FLOOPS FACTS
Name: Floops (Floopsiphlylus arachnovrmlite)
Origin: Congo (West Central Africa)
Languages: English, French, and Lingala
Date Of Birth: 05.23.84
Life Expectancy: There has only ever been one captured "Floops,"
therefore it is difficult to calculate an estimated life expectancy.
Sex: Floops' follow a "don't ask don't tell" guideline.
Diet: Meal worms, grains, and anything marinated in an orange honey
glaze or cooked on the grill.
Conspiracy Angle: There is an "unidentified" hanger/warehouse 15 miles east
of the iron ore mining field (iron is a common resource exported from Congo)
where Floops was discovered. Some curious scientists, academics and
clever television paranormal personalities
have speculated that "Floops" may have some
extra-terrestrial ties. It may be possible that there are some subtle
circumstances which indirectly
point to a slight probability that Floops is not 100 percent from the planet Earth.

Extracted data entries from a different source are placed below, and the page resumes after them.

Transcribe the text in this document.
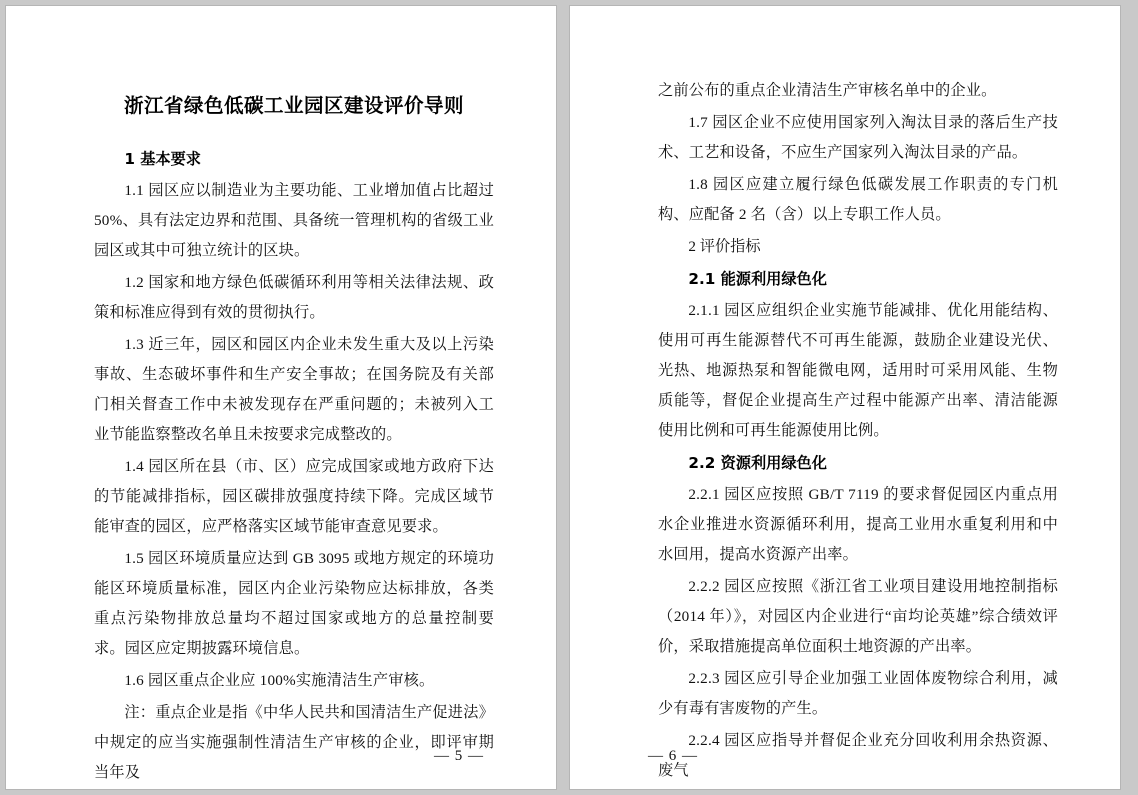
浙江省绿色低碳工业园区建设评价导则

1 基本要求

1.1 园区应以制造业为主要功能、工业增加值占比超过 50%、具有法定边界和范围、具备统一管理机构的省级工业园区或其中可独立统计的区块。

1.2 国家和地方绿色低碳循环利用等相关法律法规、政策和标准应得到有效的贯彻执行。

1.3 近三年，园区和园区内企业未发生重大及以上污染事故、生态破坏事件和生产安全事故；在国务院及有关部门相关督查工作中未被发现存在严重问题的；未被列入工业节能监察整改名单且未按要求完成整改的。

1.4 园区所在县（市、区）应完成国家或地方政府下达的节能减排指标，园区碳排放强度持续下降。完成区域节能审查的园区，应严格落实区域节能审查意见要求。

1.5 园区环境质量应达到 GB 3095 或地方规定的环境功能区环境质量标准，园区内企业污染物应达标排放，各类重点污染物排放总量均不超过国家或地方的总量控制要求。园区应定期披露环境信息。

1.6 园区重点企业应 100%实施清洁生产审核。

注：重点企业是指《中华人民共和国清洁生产促进法》中规定的应当实施强制性清洁生产审核的企业，即评审期当年及

— 5 —

之前公布的重点企业清洁生产审核名单中的企业。

1.7 园区企业不应使用国家列入淘汰目录的落后生产技术、工艺和设备，不应生产国家列入淘汰目录的产品。

1.8 园区应建立履行绿色低碳发展工作职责的专门机构、应配备 2 名（含）以上专职工作人员。

2 评价指标

2.1 能源利用绿色化

2.1.1 园区应组织企业实施节能减排、优化用能结构、使用可再生能源替代不可再生能源，鼓励企业建设光伏、光热、地源热泵和智能微电网，适用时可采用风能、生物质能等，督促企业提高生产过程中能源产出率、清洁能源使用比例和可再生能源使用比例。

2.2 资源利用绿色化

2.2.1 园区应按照 GB/T 7119 的要求督促园区内重点用水企业推进水资源循环利用，提高工业用水重复利用和中水回用，提高水资源产出率。

2.2.2 园区应按照《浙江省工业项目建设用地控制指标（2014 年）》，对园区内企业进行“亩均论英雄”综合绩效评价，采取措施提高单位面积土地资源的产出率。

2.2.3 园区应引导企业加强工业固体废物综合利用，减少有毒有害废物的产生。

2.2.4 园区应指导并督促企业充分回收利用余热资源、废气

— 6 —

The CIA and the Rainforest Action Network declined to comment.
Floops Controversy...
The following is all that remains of a transcript from government
file x2342-5 regarding Floops's "true" history. Be warned, what you read may be
shocking.
"Well, I'm not exactly sure how it happened. You see I wasn't, and then I was.
What I mean to say is that I don't know where I came from. It's all
rather strange. A group of college kids found me on a hike (so they say,
I'm not sure what they were doing hiking through the mining fields...) I was
very small, and they also say that I was nearly dead from
dehydration. (The
dry season in Congo is especially harsh on new life.) But they took
me in and fed me lots of polenta and meal worms. Eventually, like all
good things, our relationship had to end. See, they weren't very
communicative and it was difficult for them to really meet my needs. So
after a long discussion we exchanged "boxes" of eachothers personal
belongings that we had collected over the years, I think this was
1989, and I went on my way."
"At first the journey was hard, searching for food,
climbing grueling terrains, dodging the scorching sun....
not to mention I was
starved for intellectual and social stimulation. Eventually though, I
found my way into the pocket of a professor from Berkeley, California, and while he
did not directly communicate with me, I did enjoy the conversation he
had on the plane with the New Media Lawyers about intellectual property.
I digress. Unfortunately, Mr. professor man wasn't so smooth at the customs
check and I got confiscated and banished to a grey cell (kind of like this one), with no windows mind you, a
concrete floor and a stale bowl of sulfur laced water. Bleachk. No respect,
I tell you."
"I stayed in the cell for a number of days, or weeks it could have been,
and I had lost at least 3 or 4 ounces before someone realized I might
be a special "endangered" species. They called the local
enviro-hotline number which is listed on the "in case of emergency"
bulletin board next to the donut table in the customs office. But
moments before the local hotline representatives got to my cell, I was
swooped up by a yip yapping chihuahua and carried to a dark corner of the
building..."
"And then I looked that puppy square in the eyes and said, 'you listen here
chihuahua baby....' Hey, wait, I'm
not finished yet. And then THEY CHANGED MY NAME! Hey! You can't just shut me up like that. This is outrage. I have rights you know. Wait. Wait......" ZZZZzap.
Um, We're sorry Floops but it seems you're
having another episode of "over-active" imagination syndrome again.
Do you want another shot of the yum yum tasty medicine? Repeat after me, "I grew up in a terrarium in a simple, but elegant, pet
store outside Mountain View, California. None of the information previously stated
can be verified." Thank you for your patience. That's a good Floops.